Apesar de todos os processos e controvérsias judiciais, considera-se o LCFS como um programa eficiente no controle de emissões dos GEE e substituição por combustíveis limpos. Seu programa de metas está sendo atingido ao longo dos anos e se recuperou bem do período de embargo da decisão acerca do caso POET I. O programa é tido como uma referência de política pública positiva dentro do combate aos gases do efeito estufa e vem sendo exportado para outras regiões.

Os resultados positivos contribuíram para a assinatura do Senate Bill 100, em 10 de setembro de 2018. A legislação requer que o estado substitua 100% das fontes de combustíveis fósseis, usadas na geração de energia elétrica, por fontes limpas até 2045. Com essa lei, a Califórnia acompanhará o Havaí como os dois únicos estados americanos que se comprometeram com sua eliminação até o ano mencionado.

Embora os processos judiciais contra o LCFS nas Cortes não tenham chegado a seus respectivos fins, é possível perceber que, muito mais que levar a um simples realinhamento às normas estabelecidas, as decisões tomadas refletem o posicionamento político de seus juízes. Não obstante, o Judiciário se coloca como um ator participante dos processos de formulação de políticas públicas, e sua possível participação nos processos de tomada de decisão deve ser levada em consideração.

Referências

CALIFÓRNIA. California Court of Appeal for the Fifth Appellate District. Opinion, F064045. Apelante: POET, LLC et al.. Apelado: CALIFORNIA AIR RESOURCES BOARD et al.. Juiz Wiseman et al.. California, Jul 2013.
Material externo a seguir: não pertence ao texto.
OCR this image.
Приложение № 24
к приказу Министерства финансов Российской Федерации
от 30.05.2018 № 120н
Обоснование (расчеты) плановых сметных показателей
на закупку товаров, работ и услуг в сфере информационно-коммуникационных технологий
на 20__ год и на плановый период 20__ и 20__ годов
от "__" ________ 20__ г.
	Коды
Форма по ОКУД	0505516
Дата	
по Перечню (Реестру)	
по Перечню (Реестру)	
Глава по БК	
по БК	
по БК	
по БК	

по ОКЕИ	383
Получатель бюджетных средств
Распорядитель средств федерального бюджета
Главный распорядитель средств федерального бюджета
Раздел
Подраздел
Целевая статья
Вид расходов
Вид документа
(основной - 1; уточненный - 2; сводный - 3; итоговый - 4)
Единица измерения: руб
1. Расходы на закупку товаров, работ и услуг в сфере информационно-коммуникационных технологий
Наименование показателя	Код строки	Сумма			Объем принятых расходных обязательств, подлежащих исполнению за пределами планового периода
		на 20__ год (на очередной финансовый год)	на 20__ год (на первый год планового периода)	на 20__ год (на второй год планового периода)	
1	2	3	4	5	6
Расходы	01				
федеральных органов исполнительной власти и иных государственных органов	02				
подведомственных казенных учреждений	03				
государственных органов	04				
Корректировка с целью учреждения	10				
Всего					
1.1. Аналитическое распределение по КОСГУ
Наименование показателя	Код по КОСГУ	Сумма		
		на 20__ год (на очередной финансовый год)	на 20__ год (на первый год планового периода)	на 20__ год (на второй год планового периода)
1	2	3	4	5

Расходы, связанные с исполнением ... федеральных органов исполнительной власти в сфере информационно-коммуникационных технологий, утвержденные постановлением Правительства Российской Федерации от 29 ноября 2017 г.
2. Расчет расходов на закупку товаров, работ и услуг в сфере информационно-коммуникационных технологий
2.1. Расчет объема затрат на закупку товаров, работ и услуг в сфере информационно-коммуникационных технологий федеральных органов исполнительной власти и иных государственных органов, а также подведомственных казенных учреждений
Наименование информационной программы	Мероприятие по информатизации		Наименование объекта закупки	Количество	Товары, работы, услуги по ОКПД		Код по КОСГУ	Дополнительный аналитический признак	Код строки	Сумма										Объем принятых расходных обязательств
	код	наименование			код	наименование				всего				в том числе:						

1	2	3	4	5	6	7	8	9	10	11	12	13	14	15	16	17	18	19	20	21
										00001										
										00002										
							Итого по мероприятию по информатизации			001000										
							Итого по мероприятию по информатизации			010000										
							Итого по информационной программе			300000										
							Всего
______. Court Of Appeal of the State of California Fifth Appellate District. Opinion, F073340. Apelante: POET, LLC et al.. Apelado STATE AIR RESOURCES BOARD et al.. Juiz Kane et al.. California, May. 2017.

ESTADOS UNIDOS DA AMÉRICA. Constituição (1787). The Constitution of the United States. United States Government Printing Office, Washington, DC. 2007.

NONO CIRCUITO. United States Court of Appeals for the Ninth Circuit. Opinion, 259. Apelante: Rocky Mountain Farmers Union et al. Apelado: Richard W. Corey. Juiz Ronald M. Gould et al. California, Sep. 2013.

 

* Mateus Alves Gonçalves (mateus.galves18@gmail.com) e graduado em Relações Internacionais pela Universidade Federal de Goiás. Laís Forti Thomaz (laisthomaz@ufg.br) é professora da Universidade Federal de Goiás (UFG) e pesquisadora do INCT-INEU.

 

** Este Informe é uma versão reduzida do trabalho preparado pelos autores para a Conferência Brasileira de Estudos Políticos sobre os Estados Unidos, promovida pelo INCT-INEU e realizada de 25 a 28 de novembro de 2019, em São Paulo. Está vinculado à pesquisa “O Renewable Fuel Standard: formulação da política energética e mecanismos decisórios no Executivo dos EUA” de Laís Thomaz, desenvolvida no âmbito do INCT-INEU.